Ada sekitar 150 personel polisi dari Kepolisian Resor Lamongan dan Kepolisian Sektor Paciran yang berjaga di sekitar rumah orang tua Zainul Arifin di Gang Gedong Kelurahan Blimbing. Pengamanan tertutup dan terbuka juga dilakukaan saat prosesi pemakaman sekitar pukul 11.00.
Jenazah Arif, panggilan akrabnya, tiba di rumah orang tuanya sekitar pukul 09.00 setelah menempuh perjalanan darat dari Jakarta pada Senin malam 24 Juni 2013. Saat jenazah datang sempat dibentangkan spanduk bertuliskan "Selamat Datang Jihad Poso" di ujung gang menuju lokasi rumah Ny Zumaroh, Ibu Arif.
Yang menjemput jenazah Arif yaitu kakak sulungnya, Wahyudin, ditemani Wiwin, sepupunya, dan Siti Fatimah istrinya. Jenazah datang dalam kondisi di dalam peti. Setelah disemayamkan sekitar satu jam, jenazah lalu disolatkan di Masjid Darussalam oleh lebih dari 130 simpatisan Arif. Kabarnya, para simpatisan ini datang jauh-jauh dari Madura, Pekalongan, Bandung dan sebagian dari Semarang.
Selanjutnya, jenazah dibawa ke Tempat Pemakaman Umum Lingkungan Sidokumpul, tepatnya di belakang Kantor Kelurahan Blimbing. Saat jenazah dimasukan ke liang lahat langung diambil alih oleh kawan-kawannya.

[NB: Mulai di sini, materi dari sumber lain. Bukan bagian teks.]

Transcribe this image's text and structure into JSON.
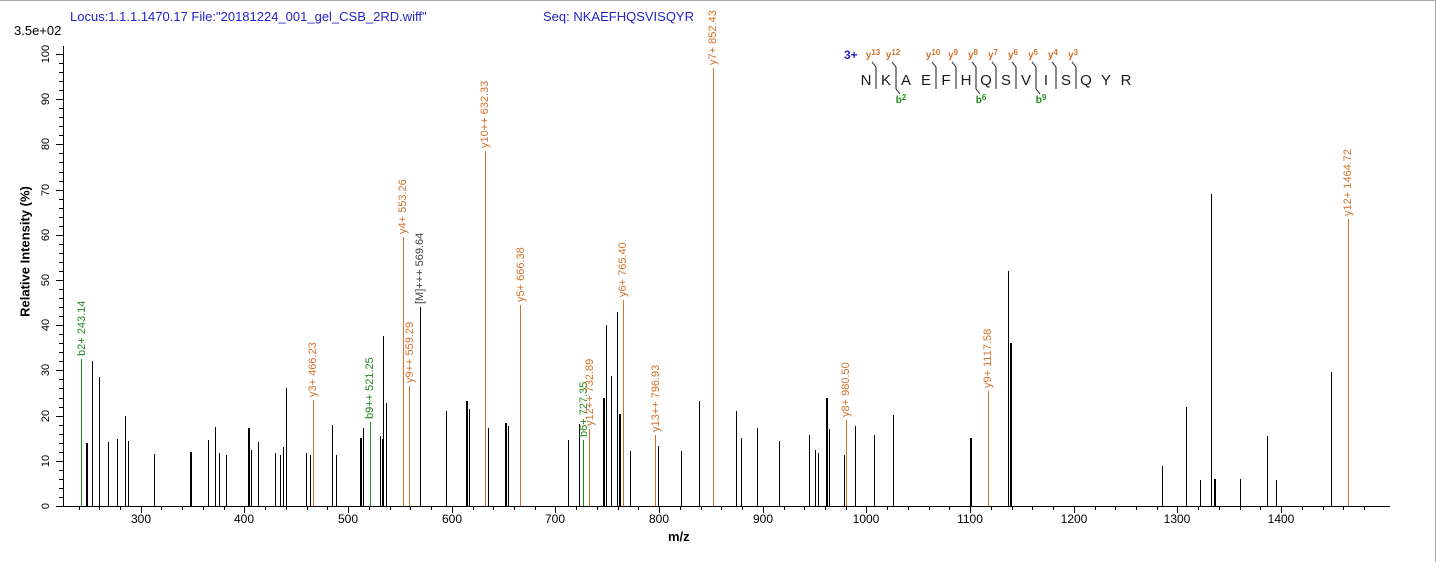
{
  "header": {
    "locus_file": "Locus:1.1.1.1470.17 File:\"20181224_001_gel_CSB_2RD.wiff\"",
    "seq": "Seq: NKAEFHQSVISQYR"
  },
  "scale_label": "3.5e+02",
  "chart_data": {
    "type": "bar",
    "subtype": "ms2-stick-spectrum",
    "title": "",
    "xlabel": "m/z",
    "ylabel": "Relative  Intensity (%)",
    "xlim": [
      225,
      1505
    ],
    "ylim": [
      0,
      100
    ],
    "x_major_ticks": [
      300,
      400,
      500,
      600,
      700,
      800,
      900,
      1000,
      1100,
      1200,
      1300,
      1400
    ],
    "x_minor_step": 20,
    "y_major_ticks": [
      0,
      10,
      20,
      30,
      40,
      50,
      60,
      70,
      80,
      90,
      100
    ],
    "y_minor_step": 2,
    "grid": false,
    "legend": "none",
    "colors": {
      "y_ion": "#d4722b",
      "b_ion": "#1e8b1e",
      "precursor_label": "#404040",
      "peak_default": "#000000",
      "header_text": "#2323c8",
      "charge_text": "#2323c8"
    },
    "peaks": [
      {
        "m": 243.14,
        "i": 32.5,
        "c": "b",
        "l": "b2+ 243.14"
      },
      {
        "m": 248.5,
        "i": 14,
        "w": 2
      },
      {
        "m": 253.5,
        "i": 32
      },
      {
        "m": 260.5,
        "i": 28.5
      },
      {
        "m": 269,
        "i": 14.2
      },
      {
        "m": 277.5,
        "i": 14.8
      },
      {
        "m": 285,
        "i": 20
      },
      {
        "m": 288,
        "i": 14.3
      },
      {
        "m": 313,
        "i": 11.5
      },
      {
        "m": 348,
        "i": 12,
        "w": 2
      },
      {
        "m": 365,
        "i": 14.5
      },
      {
        "m": 372.5,
        "i": 17.5
      },
      {
        "m": 376,
        "i": 11.8
      },
      {
        "m": 383,
        "i": 11.2
      },
      {
        "m": 404,
        "i": 17.3,
        "w": 2
      },
      {
        "m": 407,
        "i": 12.3
      },
      {
        "m": 414,
        "i": 14.2
      },
      {
        "m": 430,
        "i": 11.7
      },
      {
        "m": 435,
        "i": 11.3
      },
      {
        "m": 438,
        "i": 13
      },
      {
        "m": 440.5,
        "i": 26
      },
      {
        "m": 460,
        "i": 11.8
      },
      {
        "m": 463.5,
        "i": 11.3
      },
      {
        "m": 466.23,
        "i": 23.5,
        "c": "y",
        "l": "y3+ 466.23"
      },
      {
        "m": 485,
        "i": 18
      },
      {
        "m": 489,
        "i": 11.3
      },
      {
        "m": 512,
        "i": 15,
        "w": 2
      },
      {
        "m": 514.5,
        "i": 17.2
      },
      {
        "m": 521.25,
        "i": 18.5,
        "c": "b",
        "l": "b9++ 521.25"
      },
      {
        "m": 531,
        "i": 15.5
      },
      {
        "m": 533,
        "i": 14.9
      },
      {
        "m": 534.5,
        "i": 37.7
      },
      {
        "m": 537.5,
        "i": 22.7
      },
      {
        "m": 553.26,
        "i": 59.5,
        "c": "y",
        "l": "y4+ 553.26"
      },
      {
        "m": 559.29,
        "i": 26.5,
        "c": "y",
        "l": "y9++ 559.29"
      },
      {
        "m": 569.64,
        "i": 44,
        "c": "M",
        "l": "[M]+++ 569.64"
      },
      {
        "m": 594.5,
        "i": 21
      },
      {
        "m": 615,
        "i": 23.3,
        "w": 2
      },
      {
        "m": 617.5,
        "i": 21.5
      },
      {
        "m": 632.33,
        "i": 78.5,
        "c": "y",
        "l": "y10++ 632.33"
      },
      {
        "m": 635.5,
        "i": 17.3
      },
      {
        "m": 652,
        "i": 18.4,
        "w": 2
      },
      {
        "m": 654.5,
        "i": 17.8
      },
      {
        "m": 666.38,
        "i": 44.5,
        "c": "y",
        "l": "y5+ 666.38"
      },
      {
        "m": 713,
        "i": 14.6
      },
      {
        "m": 723.5,
        "i": 18.2
      },
      {
        "m": 727.35,
        "i": 14.5,
        "c": "b",
        "l": "b6+ 727.35"
      },
      {
        "m": 732.89,
        "i": 17,
        "c": "y",
        "l": "y12++ 732.89"
      },
      {
        "m": 746.5,
        "i": 24,
        "w": 2
      },
      {
        "m": 749.7,
        "i": 40
      },
      {
        "m": 754.5,
        "i": 28.8
      },
      {
        "m": 760.3,
        "i": 42.9
      },
      {
        "m": 762.5,
        "i": 20.3,
        "w": 2
      },
      {
        "m": 765.4,
        "i": 45.5,
        "c": "y",
        "l": "y6+ 765.40"
      },
      {
        "m": 772,
        "i": 12.2
      },
      {
        "m": 796.93,
        "i": 15.8,
        "c": "y",
        "l": "y13++ 796.93"
      },
      {
        "m": 799.5,
        "i": 13.3
      },
      {
        "m": 822,
        "i": 12.2
      },
      {
        "m": 839,
        "i": 23.3
      },
      {
        "m": 852.43,
        "i": 97,
        "c": "y",
        "l": "y7+ 852.43"
      },
      {
        "m": 875,
        "i": 21
      },
      {
        "m": 879,
        "i": 15
      },
      {
        "m": 895,
        "i": 17.3
      },
      {
        "m": 916,
        "i": 14.4
      },
      {
        "m": 945,
        "i": 15.8
      },
      {
        "m": 951,
        "i": 12.3
      },
      {
        "m": 953.5,
        "i": 11.7
      },
      {
        "m": 962,
        "i": 24,
        "w": 2
      },
      {
        "m": 964.5,
        "i": 17
      },
      {
        "m": 979,
        "i": 11.3
      },
      {
        "m": 980.5,
        "i": 19,
        "c": "y",
        "l": "y8+ 980.50"
      },
      {
        "m": 989.5,
        "i": 17.8
      },
      {
        "m": 1008,
        "i": 15.8
      },
      {
        "m": 1026,
        "i": 20.2
      },
      {
        "m": 1101,
        "i": 15.1,
        "w": 2
      },
      {
        "m": 1117.58,
        "i": 25.5,
        "c": "y",
        "l": "y9+ 1117.58"
      },
      {
        "m": 1137,
        "i": 52
      },
      {
        "m": 1139.5,
        "i": 36,
        "w": 2
      },
      {
        "m": 1286,
        "i": 8.8
      },
      {
        "m": 1309,
        "i": 21.8
      },
      {
        "m": 1322,
        "i": 5.8
      },
      {
        "m": 1333,
        "i": 69
      },
      {
        "m": 1336,
        "i": 5.9,
        "w": 2
      },
      {
        "m": 1361,
        "i": 5.9
      },
      {
        "m": 1387,
        "i": 15.5
      },
      {
        "m": 1396,
        "i": 5.8
      },
      {
        "m": 1449,
        "i": 29.7
      },
      {
        "m": 1464.72,
        "i": 63.5,
        "c": "y",
        "l": "y12+ 1464.72"
      }
    ]
  },
  "peptide": {
    "charge_label": "3+",
    "residues": [
      "N",
      "K",
      "A",
      "E",
      "F",
      "H",
      "Q",
      "S",
      "V",
      "I",
      "S",
      "Q",
      "Y",
      "R"
    ],
    "y_markers": [
      {
        "after": 1,
        "ion": "y13"
      },
      {
        "after": 2,
        "ion": "y12"
      },
      {
        "after": 4,
        "ion": "y10"
      },
      {
        "after": 5,
        "ion": "y9"
      },
      {
        "after": 6,
        "ion": "y8"
      },
      {
        "after": 7,
        "ion": "y7"
      },
      {
        "after": 8,
        "ion": "y6"
      },
      {
        "after": 9,
        "ion": "y5"
      },
      {
        "after": 10,
        "ion": "y4"
      },
      {
        "after": 11,
        "ion": "y3"
      }
    ],
    "b_markers": [
      {
        "after": 2,
        "ion": "b2"
      },
      {
        "after": 6,
        "ion": "b6"
      },
      {
        "after": 9,
        "ion": "b9"
      }
    ]
  }
}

Kepala Satuan Reserse Kriminal Kepolisian Resor Lamongan Ajun Komisaris Polisi Hasran mengatakan, polisi melakukan pengamanan terbuka dan tertutup. Antara polisi yang berpakaian dinas dan preman, jumlahnya hampir sama."Kita sudah siapkan jauh hari sebelumnya," ujar Hasran.
Prosesi sempat tersendat karena muncul keinginan warga Kelurahan Blimbing agar jenazah Arif dimakamkan di Poso atau di Jakarta. Tetapi Zumaroh ngotot agar jenazah anaknya dibawa pulang. Proses pemulangan jenazah dibantu oleh Ali Fauzi, adik kandung pelaku bom Bali Amrozi dan Ali Ghufron.
Semula Ali yang juga bekas aktivis Afghanistan dan Moro ini mengusulkan supaya pemakaman Arif dilaksanakan di Jakarta. Alasannya selain menghemat biaya juga tak membebani keluarganya. "Tapi keluarga minta jenazah dipulangkan," kata Ali.